I am aware of plenty of landlords who are renewing concessions, not raising rents on renewals, etc because losing existing tenants/procuring new tenants has gotten so damned expensive.
And in terms of Coop/Condo leases were are seeing tons of owners who never paid fees before who on the most recent listings are now paying them. So even if the face on the lease isn't going down, the "real" rents are.
Interesting point about renewing concessions. I'm not saying it doesn't happen, you probably would know better than me. But my guess is many landlords would not want to create a precedent of renewing concessions for existing tenants.
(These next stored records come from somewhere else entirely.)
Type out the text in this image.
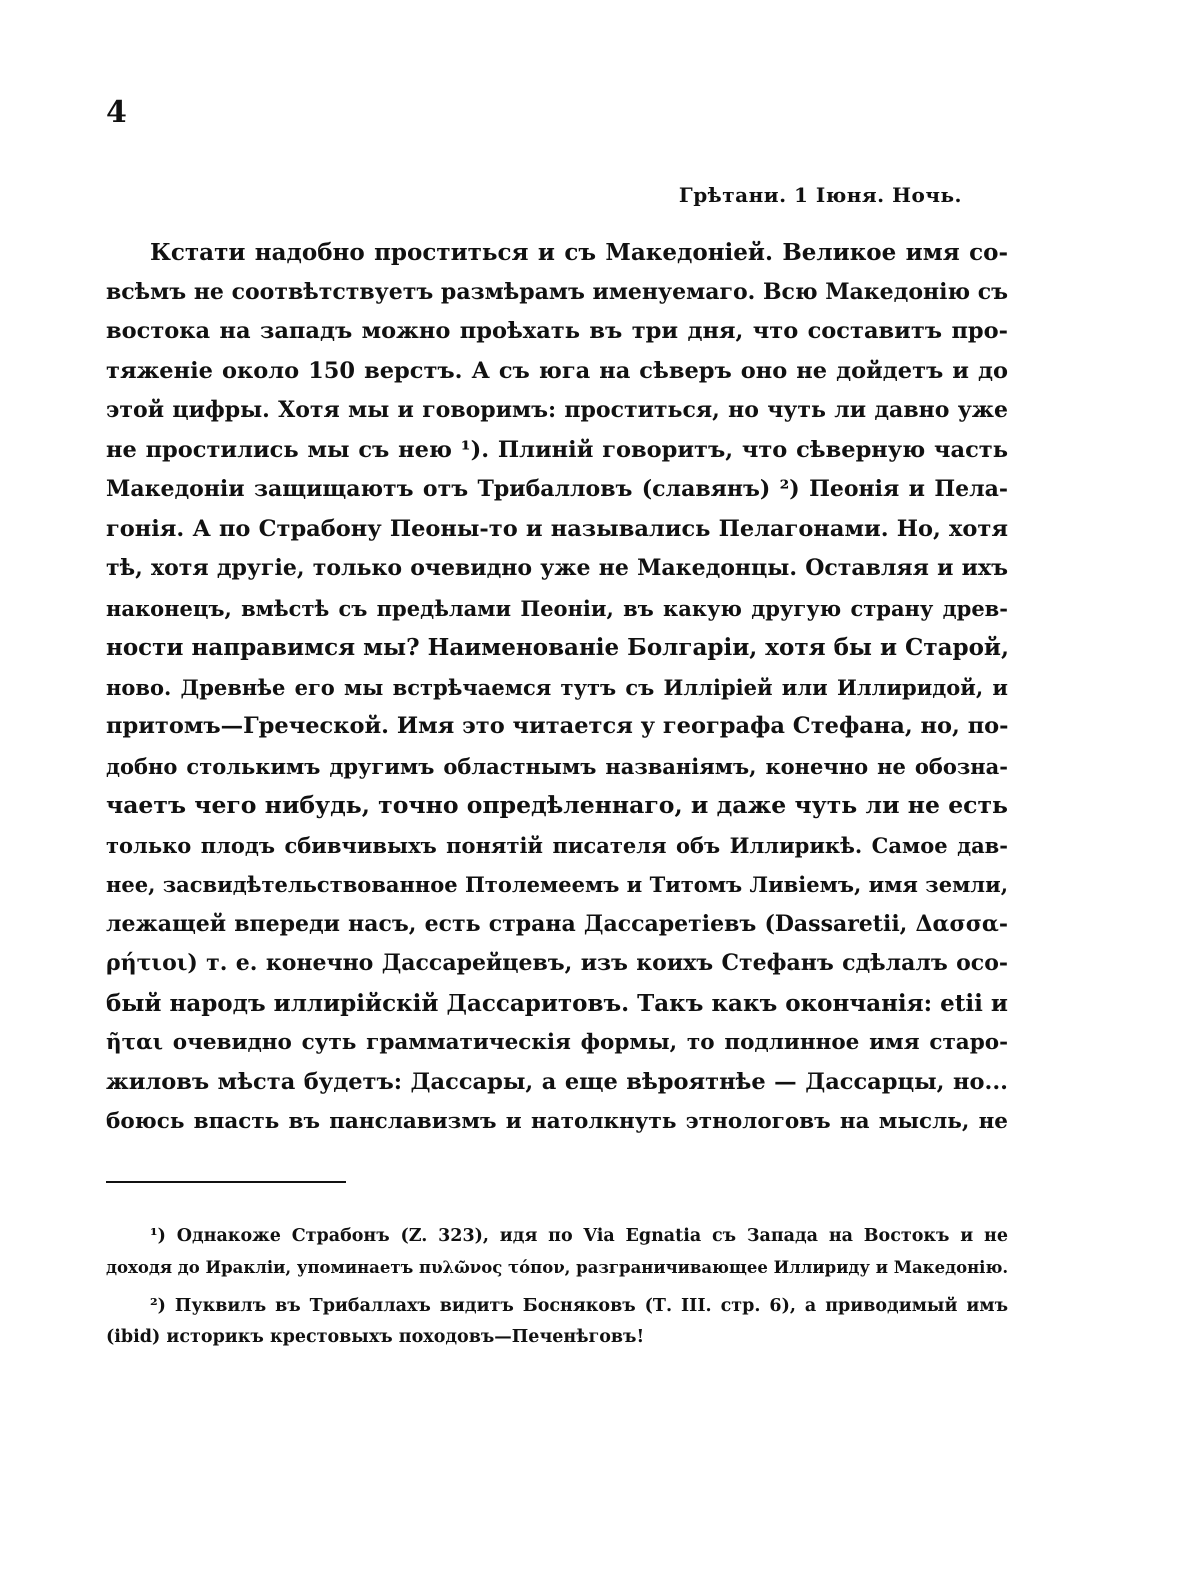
4
Грѣтани. 1 Іюня. Ночь.
Кстати надобно проститься и съ Македоніей. Великое имя со-
всѣмъ не соотвѣтствуетъ размѣрамъ именуемаго. Всю Македонію съ
востока на западъ можно проѣхать въ три дня, что составитъ про-
тяженіе около 150 верстъ. А съ юга на сѣверъ оно не дойдетъ и до
этой цифры. Хотя мы и говоримъ: проститься, но чуть ли давно уже
не простились мы съ нею ¹). Плиній говоритъ, что сѣверную часть
Македоніи защищаютъ отъ Трибалловъ (славянъ) ²) Пеонія и Пела-
гонія. А по Страбону Пеоны-то и назывались Пелагонами. Но, хотя
тѣ, хотя другіе, только очевидно уже не Македонцы. Оставляя и ихъ
наконецъ, вмѣстѣ съ предѣлами Пеоніи, въ какую другую страну древ-
ности направимся мы? Наименованіе Болгаріи, хотя бы и Старой,
ново. Древнѣе его мы встрѣчаемся тутъ съ Илліріей или Иллиридой, и
притомъ—Греческой. Имя это читается у географа Стефана, но, по-
добно столькимъ другимъ областнымъ названіямъ, конечно не обозна-
чаетъ чего нибудь, точно опредѣленнаго, и даже чуть ли не есть
только плодъ сбивчивыхъ понятій писателя объ Иллирикѣ. Самое дав-
нее, засвидѣтельствованное Птолемеемъ и Титомъ Ливіемъ, имя земли,
лежащей впереди насъ, есть страна Дассаретіевъ (Dassaretii, Δασσα-
ρήτιοι) т. е. конечно Дассарейцевъ, изъ коихъ Стефанъ сдѣлалъ осо-
бый народъ иллирійскій Дассаритовъ. Такъ какъ окончанія: etii и
ῆται очевидно суть грамматическія формы, то подлинное имя старо-
жиловъ мѣста будетъ: Дассары, а еще вѣроятнѣе — Дассарцы, но...
боюсь впасть въ панславизмъ и натолкнуть этнологовъ на мысль, не
¹) Однакоже Страбонъ (Z. 323), идя по Via Egnatia съ Запада на Востокъ и не
доходя до Иракліи, упоминаетъ πυλῶνος τόπον, разграничивающее Иллириду и Македонію.
²) Пуквилъ въ Трибаллахъ видитъ Босняковъ (Т. III. стр. 6), а приводимый имъ
(ibid) историкъ крестовыхъ походовъ—Печенѣговъ!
30, that reminds me of an old timer I knew. Lived here in the early '60's and said everybody moved every year to take advantage of free rent concessions. Lots of development back then.
What do you all think about this blog post from StreetEasy? They are claiming rents are at an all time high. I don't know how their methodology works, so it's not clear how they handle concessions like free months.
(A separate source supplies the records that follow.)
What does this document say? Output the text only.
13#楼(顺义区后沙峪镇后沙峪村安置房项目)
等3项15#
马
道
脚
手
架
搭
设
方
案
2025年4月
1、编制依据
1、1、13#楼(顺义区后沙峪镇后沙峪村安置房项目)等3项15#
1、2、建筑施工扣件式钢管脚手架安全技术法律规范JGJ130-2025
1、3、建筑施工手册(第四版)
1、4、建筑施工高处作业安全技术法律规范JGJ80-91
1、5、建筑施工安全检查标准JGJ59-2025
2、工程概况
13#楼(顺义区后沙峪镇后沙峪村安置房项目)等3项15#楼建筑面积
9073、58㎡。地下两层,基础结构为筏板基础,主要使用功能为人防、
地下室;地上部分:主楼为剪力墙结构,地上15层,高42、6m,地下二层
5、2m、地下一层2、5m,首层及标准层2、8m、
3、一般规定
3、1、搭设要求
https://streeteasy.com/blog/q1-2019-market-reports/
I don't know what their methodology is, but I would say almost all the evidence I am seeing is counter to what they are saying. This building being a prime example: if things were so rosy, why are they offering a fairly unprecedented incentive to brokers to get them to show their units? Why are we seeing Coop/Condo unit owners who are long term landlords offering to pay the Broker's fee for the first time? Why am I seeing landlords renewing concessions and negotiating rents on renewals?
Keith,
Of course they don't want to "set that precedent," but what's the alternative? Most of these developers have financing which dictates that at certain vacancy rates they are in default, and at the same time the minimum rents dictated by those loans are for the face rent on the lease, not net of concessions. So to keep from being in default they can totally pile on the concessions - and renew them - more easily than they can drop base rents. Of course some of this may change in June, especially if there is a major change in how "preferential rent" is treated.
Thanks, 30. I would imagine that their methodology would be fatally flawed if it doesn't account for free month concessions in some way, especially in today's environment.